Below is the abstract for “End-Running Warrants: Purchasing Data under the Fourth Amendment and the State Action Problem,” available for download on SSRN.
Rather than obtain warrants, law enforcement and intelligence agencies now purchase mass datasets of precise geolocation information from third-party brokers. These location data reveal the most intimate aspects of our personal lives: our political beliefs, religious associations, sexual preferences, private activities, and much more. The limited scholarship on this topic suggests that whether the government must obtain a warrant to purchase these sensitive but commercially available data turns solely on whether users have a reasonable expectation of privacy in these records. But this Note suggests that this (albeit necessary) privacy analysis misses the crux of the controversy.

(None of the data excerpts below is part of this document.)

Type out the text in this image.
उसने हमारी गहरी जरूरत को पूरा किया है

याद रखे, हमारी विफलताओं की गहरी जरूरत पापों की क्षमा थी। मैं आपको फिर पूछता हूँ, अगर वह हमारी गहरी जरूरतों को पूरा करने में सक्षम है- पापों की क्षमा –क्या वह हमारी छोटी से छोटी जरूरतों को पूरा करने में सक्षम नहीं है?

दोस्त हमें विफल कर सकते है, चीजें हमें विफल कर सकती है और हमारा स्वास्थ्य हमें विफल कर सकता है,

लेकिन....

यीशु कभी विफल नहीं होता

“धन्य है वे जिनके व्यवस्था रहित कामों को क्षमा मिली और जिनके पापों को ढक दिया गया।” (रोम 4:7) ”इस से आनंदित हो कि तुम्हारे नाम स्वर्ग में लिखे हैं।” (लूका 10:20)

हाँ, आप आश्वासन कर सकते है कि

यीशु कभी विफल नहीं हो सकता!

The Fourth Amendment regulates unreasonable government action, yet privacy proponents and defenders of the practice alike have neglected to analyze whether a purchase is a government search that independently violates a reasonable expectation of privacy. This Note––the first comprehensive examination of data purchases under Fourth Amendment privacy and state action doctrine––establishes that a government purchase is not a search. Nor does the purchase convert service providers or brokers into state actors. As a result, Fourth Amendment doctrine does not regulate a government purchase of sensitive geolocation data. This surprising but inescapable conclusion underscores the urgent need for Congress to pass legislation to regulate private sales and market transactions of these data in the first place––to prevent foreign actors and other companies from getting their hands on our sensitive data, and to revive the foundational promise of the Fourth Amendment.